Like in #UrsulaLeGuin's Earthsea, words have magical power, but also like Earthsea, the magic is taught to adepts in cloistered academies, in Kuang's case the Royal Institute of Translation. Translators are not only key to great leaps in productivity for British Industry, …
Like #TedChiang's ‘Seventy Two Letters’, Babel is set in a fantastical alternative history of England during the Industrial Revolution. In Kuang's universe, the revolutionary tech is yínfúlù, silver talismans engraved with a word in one language and it's translation in another. When a bilingual utters the words, the subtle differences between their meanings are released by the silver, working magic on the physical world.
“The power of the bar lies in words. More specifically, the stuff of language the words are incapable of expressing - the stuff that gets lost when we move between one language and another. The silver catches what's lost and manifests it into being.”
Like in #UrsulaLeGuin's Earthsea, words have magical power, but also like Earthsea, the magic is taught to adepts in cloistered academies, in Kuang's case the Royal Institute of Translation. Translators are not only key to great leaps in productivity for British Industry, but also at the nexus of Britain's project for empire and colonisation.
The empire's next target is China, and the novel opens with a boy, the only survivor of Asiatic Cholera in his Canton household, is rescued and cured with silver-work by a mysterious Englishman, Professor Lovell.

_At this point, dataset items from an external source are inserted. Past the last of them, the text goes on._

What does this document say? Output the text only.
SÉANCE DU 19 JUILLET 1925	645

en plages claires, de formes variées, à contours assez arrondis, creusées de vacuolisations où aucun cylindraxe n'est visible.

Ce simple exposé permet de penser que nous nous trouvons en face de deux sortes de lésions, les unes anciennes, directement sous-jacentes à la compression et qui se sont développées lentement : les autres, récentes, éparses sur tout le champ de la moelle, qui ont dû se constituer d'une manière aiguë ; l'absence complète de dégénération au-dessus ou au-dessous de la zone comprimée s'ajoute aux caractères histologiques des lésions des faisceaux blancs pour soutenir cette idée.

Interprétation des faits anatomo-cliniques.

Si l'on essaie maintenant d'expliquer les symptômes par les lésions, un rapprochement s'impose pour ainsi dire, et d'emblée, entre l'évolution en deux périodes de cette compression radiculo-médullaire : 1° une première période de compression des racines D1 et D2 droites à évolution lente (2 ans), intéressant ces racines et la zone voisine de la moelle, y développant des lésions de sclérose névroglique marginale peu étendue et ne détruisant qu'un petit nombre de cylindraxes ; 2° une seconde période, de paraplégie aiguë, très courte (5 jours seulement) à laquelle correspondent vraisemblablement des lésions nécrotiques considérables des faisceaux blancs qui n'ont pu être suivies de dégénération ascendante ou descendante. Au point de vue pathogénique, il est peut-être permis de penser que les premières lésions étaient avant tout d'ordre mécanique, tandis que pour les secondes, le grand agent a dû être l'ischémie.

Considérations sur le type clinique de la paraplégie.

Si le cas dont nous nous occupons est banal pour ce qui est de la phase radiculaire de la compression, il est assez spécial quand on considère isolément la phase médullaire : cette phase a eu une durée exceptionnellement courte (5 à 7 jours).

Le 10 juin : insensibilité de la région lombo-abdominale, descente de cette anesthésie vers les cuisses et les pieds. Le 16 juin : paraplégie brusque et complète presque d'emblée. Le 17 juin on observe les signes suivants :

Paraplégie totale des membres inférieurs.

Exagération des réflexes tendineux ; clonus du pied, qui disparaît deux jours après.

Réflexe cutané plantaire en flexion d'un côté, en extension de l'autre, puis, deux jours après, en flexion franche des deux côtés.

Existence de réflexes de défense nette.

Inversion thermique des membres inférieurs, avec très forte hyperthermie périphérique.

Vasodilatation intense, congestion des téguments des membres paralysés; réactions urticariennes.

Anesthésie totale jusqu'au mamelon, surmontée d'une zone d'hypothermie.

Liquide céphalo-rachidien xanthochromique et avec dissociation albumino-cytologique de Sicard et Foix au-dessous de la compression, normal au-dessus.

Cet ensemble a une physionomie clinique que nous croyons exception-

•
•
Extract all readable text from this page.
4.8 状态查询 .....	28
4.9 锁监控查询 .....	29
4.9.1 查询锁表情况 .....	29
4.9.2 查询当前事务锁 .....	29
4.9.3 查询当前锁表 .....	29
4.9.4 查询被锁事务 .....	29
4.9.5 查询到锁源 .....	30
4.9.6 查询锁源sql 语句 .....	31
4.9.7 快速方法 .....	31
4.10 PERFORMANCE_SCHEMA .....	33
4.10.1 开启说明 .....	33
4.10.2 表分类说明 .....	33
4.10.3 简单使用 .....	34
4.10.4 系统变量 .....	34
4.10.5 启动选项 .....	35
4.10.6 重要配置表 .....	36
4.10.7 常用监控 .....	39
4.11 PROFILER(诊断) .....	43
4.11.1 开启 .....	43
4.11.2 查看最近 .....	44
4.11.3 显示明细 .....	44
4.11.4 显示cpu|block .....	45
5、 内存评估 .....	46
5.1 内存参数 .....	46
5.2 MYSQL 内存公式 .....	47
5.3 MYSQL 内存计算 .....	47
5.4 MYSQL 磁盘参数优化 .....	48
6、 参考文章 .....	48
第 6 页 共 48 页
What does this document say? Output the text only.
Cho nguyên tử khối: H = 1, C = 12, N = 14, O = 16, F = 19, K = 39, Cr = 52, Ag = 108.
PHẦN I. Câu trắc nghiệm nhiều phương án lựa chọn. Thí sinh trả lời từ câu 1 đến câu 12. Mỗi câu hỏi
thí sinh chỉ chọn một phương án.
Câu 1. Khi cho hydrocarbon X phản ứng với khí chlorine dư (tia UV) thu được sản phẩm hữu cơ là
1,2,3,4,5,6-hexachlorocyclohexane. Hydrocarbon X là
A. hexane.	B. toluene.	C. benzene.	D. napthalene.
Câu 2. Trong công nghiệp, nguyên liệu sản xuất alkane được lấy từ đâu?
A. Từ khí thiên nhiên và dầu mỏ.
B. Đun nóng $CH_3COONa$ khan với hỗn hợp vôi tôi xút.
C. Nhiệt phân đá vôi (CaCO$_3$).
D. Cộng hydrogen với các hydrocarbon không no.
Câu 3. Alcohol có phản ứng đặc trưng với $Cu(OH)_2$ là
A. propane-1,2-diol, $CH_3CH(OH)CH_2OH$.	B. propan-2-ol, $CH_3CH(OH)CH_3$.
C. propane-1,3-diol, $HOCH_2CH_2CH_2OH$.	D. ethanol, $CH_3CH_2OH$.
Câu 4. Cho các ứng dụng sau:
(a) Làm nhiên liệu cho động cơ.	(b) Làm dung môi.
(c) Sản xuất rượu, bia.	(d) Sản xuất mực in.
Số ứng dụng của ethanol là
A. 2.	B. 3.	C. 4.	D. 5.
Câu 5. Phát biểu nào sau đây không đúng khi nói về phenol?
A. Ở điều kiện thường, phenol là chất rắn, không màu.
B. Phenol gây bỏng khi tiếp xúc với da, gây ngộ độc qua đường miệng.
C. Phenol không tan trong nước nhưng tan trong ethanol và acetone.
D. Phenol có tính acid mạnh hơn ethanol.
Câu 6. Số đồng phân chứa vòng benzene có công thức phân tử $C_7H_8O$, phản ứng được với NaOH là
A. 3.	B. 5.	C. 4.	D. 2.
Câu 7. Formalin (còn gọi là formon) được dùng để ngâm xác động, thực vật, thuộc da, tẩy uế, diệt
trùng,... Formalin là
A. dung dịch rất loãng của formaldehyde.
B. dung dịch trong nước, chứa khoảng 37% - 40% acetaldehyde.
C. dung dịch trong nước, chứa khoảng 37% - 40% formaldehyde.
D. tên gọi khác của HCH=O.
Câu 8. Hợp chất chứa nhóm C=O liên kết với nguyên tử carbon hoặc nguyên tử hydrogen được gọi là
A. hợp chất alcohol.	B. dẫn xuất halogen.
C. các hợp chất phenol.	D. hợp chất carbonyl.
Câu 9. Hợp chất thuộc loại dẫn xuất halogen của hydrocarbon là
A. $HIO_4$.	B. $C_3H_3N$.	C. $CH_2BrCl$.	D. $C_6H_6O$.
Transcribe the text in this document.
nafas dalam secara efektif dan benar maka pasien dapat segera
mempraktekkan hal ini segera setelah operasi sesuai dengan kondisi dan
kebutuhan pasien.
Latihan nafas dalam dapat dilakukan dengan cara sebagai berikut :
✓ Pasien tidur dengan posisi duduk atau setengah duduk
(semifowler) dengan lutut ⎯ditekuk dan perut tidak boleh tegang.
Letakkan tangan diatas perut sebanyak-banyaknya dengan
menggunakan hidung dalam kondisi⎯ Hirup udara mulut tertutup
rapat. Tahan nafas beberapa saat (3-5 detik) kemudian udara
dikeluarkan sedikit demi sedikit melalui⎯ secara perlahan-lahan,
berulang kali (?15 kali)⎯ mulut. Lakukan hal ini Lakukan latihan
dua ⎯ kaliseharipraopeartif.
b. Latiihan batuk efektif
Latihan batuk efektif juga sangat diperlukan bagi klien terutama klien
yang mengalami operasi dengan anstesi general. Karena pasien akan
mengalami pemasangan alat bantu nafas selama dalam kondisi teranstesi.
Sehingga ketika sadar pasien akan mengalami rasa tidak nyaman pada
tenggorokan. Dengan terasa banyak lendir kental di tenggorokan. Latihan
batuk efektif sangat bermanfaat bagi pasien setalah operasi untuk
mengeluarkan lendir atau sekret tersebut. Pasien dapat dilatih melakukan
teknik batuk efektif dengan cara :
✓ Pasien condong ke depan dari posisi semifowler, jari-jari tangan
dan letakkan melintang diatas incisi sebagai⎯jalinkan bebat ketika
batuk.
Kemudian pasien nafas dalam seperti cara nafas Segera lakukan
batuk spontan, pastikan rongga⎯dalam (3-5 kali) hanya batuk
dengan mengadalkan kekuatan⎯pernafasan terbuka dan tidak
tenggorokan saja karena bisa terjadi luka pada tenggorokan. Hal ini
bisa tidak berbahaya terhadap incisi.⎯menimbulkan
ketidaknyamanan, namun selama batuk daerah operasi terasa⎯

The professor spirits the boy off to London, forcing him to choose an English name (Robin) and abandon his native Cantonese in favour of the more ‘useful’ Mandarin tongue.
Like #PhilipPullman's The Golden Compass, the hero is a youth of ambiguous parentage, growing up in an Oxford college, mentored by a distant, dismissive father figure.
He's brought up studying Latin and Greek, and afforded a ‘opportunity’ to enter the Royal Institute of Translation, with a small cohort of foreign-born multilinguals. Like the Le Guin's academy, the he finally finds recognition and love amongst his peers, and a long lost sense of belonging, a salve for his lifelong alienation.
Robin loves student life, but glossing over the underlying racism of Britain in general and Oxford in particular, and ignoring the growing realisation that silver-work is a tool for oppression in the colonies and a weapon of imperial expansion, become increasingly unsustainable. He realises the ‘opportunity’ is slavery wrapped in a false promise.
The novel's civilised beginnings are misleading. The tension, violence, and stakes rise inexorably amongst revelations about his origins, shadowy resistance groups, betrayal, excruciating torture, and sudden death.
Ostensibly about English colonial hegemony in centuries past, the novel has a lot to say about Silicon Valley's global imperial projects of similar magnitude, digital and linguistic sovereignty violated by today's magic: machine learning in general, and natural language processing in particular.
Kuang's 'Babel' is action packed, and also bristling with etymological curiosities and translation theory. I loved it not only because of its germane themes and because I'm a nerd linguist, but also because it was a great, heartrending adventure, with a great deal of resonance not only presumably for colonised people and immigrants everywhere, but anyone who's spent time bathed in alienation or crises of identity.